When someone you love dies is when being non-religious gets tough. How can you possibly comfort yourself in the face of overwhelming grief without the certainty that the person you cared about your entire life isn’t sitting on a cloud somewhere smiling down? How can you drag yourself out of a trench of sadness when the alluring possibility of seeing the person you cherished someday when your breath escapes you does not exist? What is the sense of this accursed consciousness if it just stops someday as unceremoniously as an unwound watch? How can life just be tragically, finitely over.
When someone you love dies is when you make spiritual concessions. Although you have never been an adherent to any religion, or even given religion, god, the afterlife, heaven or the soul too much thought at all, you find your mind tweaking your previous convictions (or lack thereof). You begin to believe that if the person you valued believed themselves in a wonderful afterlife, then that must be where they have ended up. If you believe in something enough, who is to say that what you stand behind isn’t also true, at least to you?
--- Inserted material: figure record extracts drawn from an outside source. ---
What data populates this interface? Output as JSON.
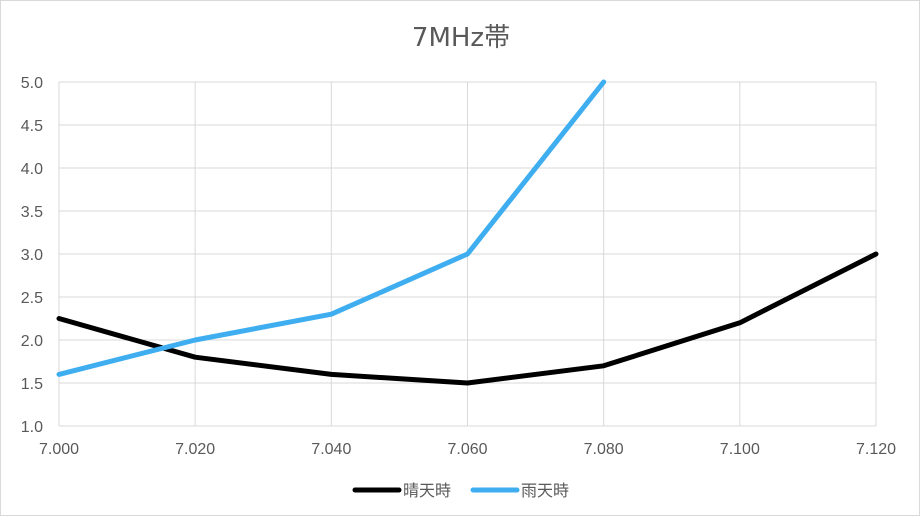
{
  "chart_data": {
    "type": "line",
    "title": "7MHz帯",
    "x": [
      7.0,
      7.02,
      7.04,
      7.06,
      7.08,
      7.1,
      7.12
    ],
    "x_tick_labels": [
      "7.000",
      "7.020",
      "7.040",
      "7.060",
      "7.080",
      "7.100",
      "7.120"
    ],
    "y_tick_labels": [
      "1.0",
      "1.5",
      "2.0",
      "2.5",
      "3.0",
      "3.5",
      "4.0",
      "4.5",
      "5.0"
    ],
    "xlim": [
      7.0,
      7.12
    ],
    "ylim": [
      1.0,
      5.0
    ],
    "grid": true,
    "legend_position": "bottom",
    "series": [
      {
        "name": "晴天時",
        "color": "#000000",
        "x": [
          7.0,
          7.02,
          7.04,
          7.06,
          7.08,
          7.1,
          7.12
        ],
        "values": [
          2.25,
          1.8,
          1.6,
          1.5,
          1.7,
          2.2,
          3.0
        ]
      },
      {
        "name": "雨天時",
        "color": "#3FAEF0",
        "x": [
          7.0,
          7.02,
          7.04,
          7.06,
          7.08
        ],
        "values": [
          1.6,
          2.0,
          2.3,
          3.0,
          5.0
        ]
      }
    ]
  }
}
You begin talking to the sky, wishing the clouds good morning and hoping that they are soft under the gentle feet of the one you love.
When someone you love dies is when you realize that you are not immortal. You will age, your time on this planet will fade and one day, you will be gone just like everyone before and everyone after. You are the center of your own universe, but you do not possess that gift of eternal life. You are not the exception, you are the rule. And the rule dictates that no matter how much it hurts, no matter how much you bargain with your own mind, you will never be able to change this fact. The only thing you can do is be the best daughter, wife, mother, sister, son, husband, father, brother, relative or friend you can be. When you show people how much you love them when you’re alive, they will never allow your memory to die.
When someone you love dies is when you discover the depths of your own sorrow. The worst heartache, betrayal, injustice or pain cannot possibly compare to the loss of someone you truly love. When you were dumped by your boyfriend, you thought you knew heartbreak. Now you know that true heartbreak has nothing to do with teenage romance and everything to do with true love. Not romantic love, but true love—the kind that is absolutely irreplaceable and leaves a jagged personalized hole in your heart when it’s gone forever. Nothing and no one could ever fill that shape. That is sorrow. The good news about sorrow, however, is that it’s simply too arduous to maintain forever. It will ease, scar-tissue will fill the hole and your heart will stop leaking eventually.
When someone you love dies is when you can change for the better. You can take those regrets and turn them into change. All those times you wished you had just spoken to her for just a few more minutes, despite 30 years of love and memories, can be transformed into quality time with the ones you love who are still around. All those lost moments when you could have been telling her “I love you so much”, can be turned into “I love you”’s still. “I love you”’s are transferable, bottomless and no one ever tires of receiving them. You can turn your love for someone who is gone into yet more love for those who are still by your side. Don’t let that love dissipate.
When someone you love dies is when you realize how resilient you can be. You feared that you would die yourself of sadness, but look, you’re still here. Someday—maybe not today, tomorrow or even next year—you will be OK again. You will smile genuinely again. You will laugh heartily again. You will love life again. You will feel their love without sorrow. You will honour them without tragedy. Laugh lines will take the place of tears at the corners of your eyes. Your heart will be light again. Which is exactly what they would have wanted.